Hecht-Beals syndrome (Frederick Hecht)
Related people
A relatively rare syndrome characterized by the inability to open the mouth completely (trismus) and short finger-flexor tendons with wrist extension (pseudocamptodactyly), various foot deformities, and less than normal stature.
Mabry et al proposed the eponym Dutch-Kentucky syndrome in 1974, after performing an extensive pedigree of a Kentucky family; the earliest affected family member that they were able to trace was a young Dutch girl who immigrated to southern United States in 1780. Inheritance is autosomal dominant.
Hecht and Beals in 1969 described the disease in a family. Mabry and collaborators coined the term trismus-pseudocamptodactyly in 1974.
Bibliography
- F. Hecht, R. K. Beals:
Inability to open the mouth fully: an autosomal dominant phenotype with facultative camptodactyly and short stature. Preliminary note.
Birth Defects Original Article Series, New York, 1969, 5(3): 96-98. - R. V. Wilson, D. L. Gaines, A. Brooks, et al:
Autosomal dominant inheritance of shortening of flexor profundus muscle-tendon unit with limitation of jaw excursion.

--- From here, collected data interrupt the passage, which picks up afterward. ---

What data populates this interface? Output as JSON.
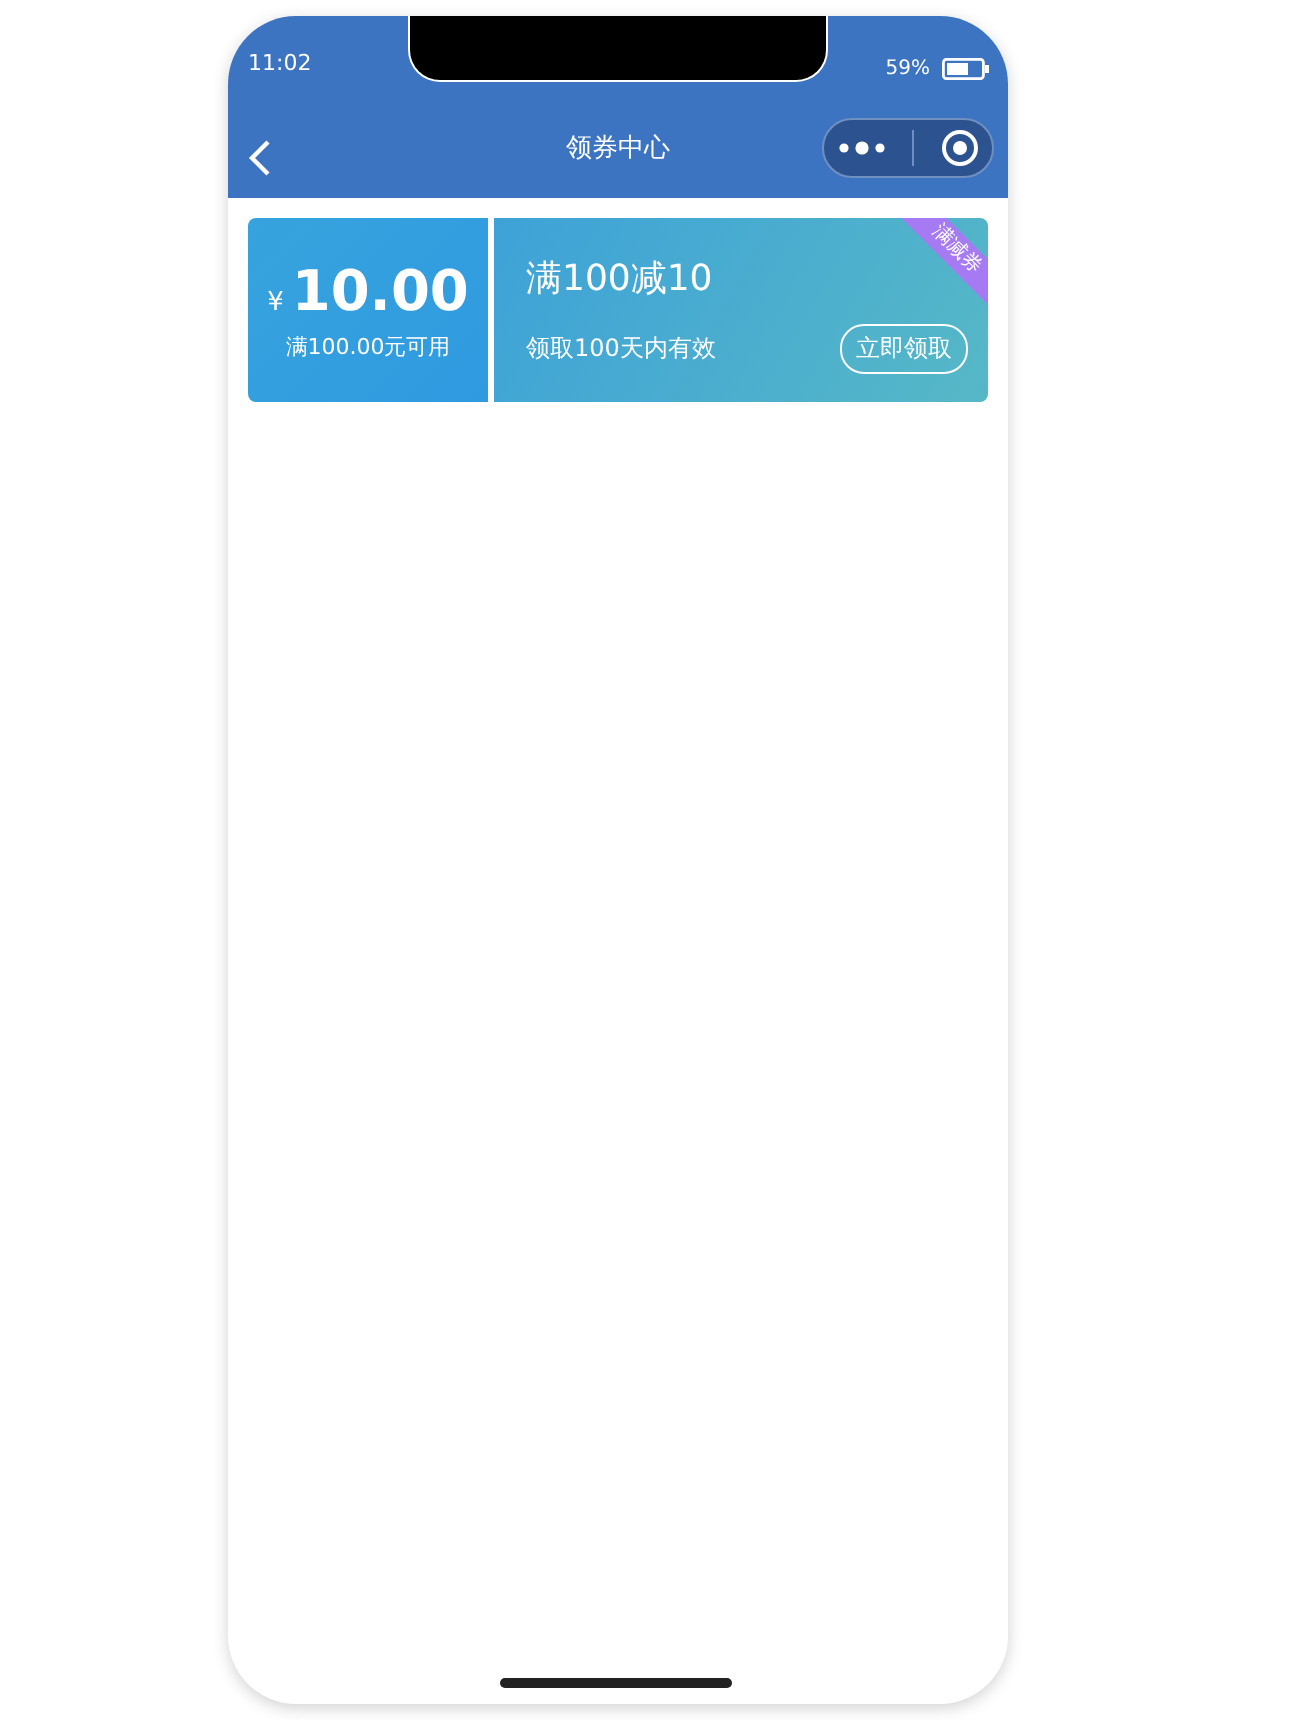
{
  "status_bar": {
    "time": "11:02",
    "battery": "59%"
  },
  "nav_bar": {
    "title": "领券中心"
  },
  "coupons": [
    {
      "symbol": "¥",
      "amount": "10.00",
      "condition": "满100.00元可用",
      "title": "满100减10",
      "validity": "领取100天内有效",
      "button": "立即领取",
      "tag": "满减券"
    }
  ]
}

Birth Defects Original Article Series, New York, 1969, 5(3): 99-102. - C. C. Mabry, I. S. Barnet, M. W. Hutcheson, H. W. Sorenson:
Trismus pseudocamptodactyly syndrome: Dutch-Kentucky syndrome.
Journal of Pediatrics, St. Louis, 1974, 85: 503-508. - M. Tsukahara, F. Shimozaki, T. Kajii:
Trismus-pseudocamptodactyly syndrome in a Japanese family.
Clinical Genetics, Copenhagen, 1985, 28: 247-250.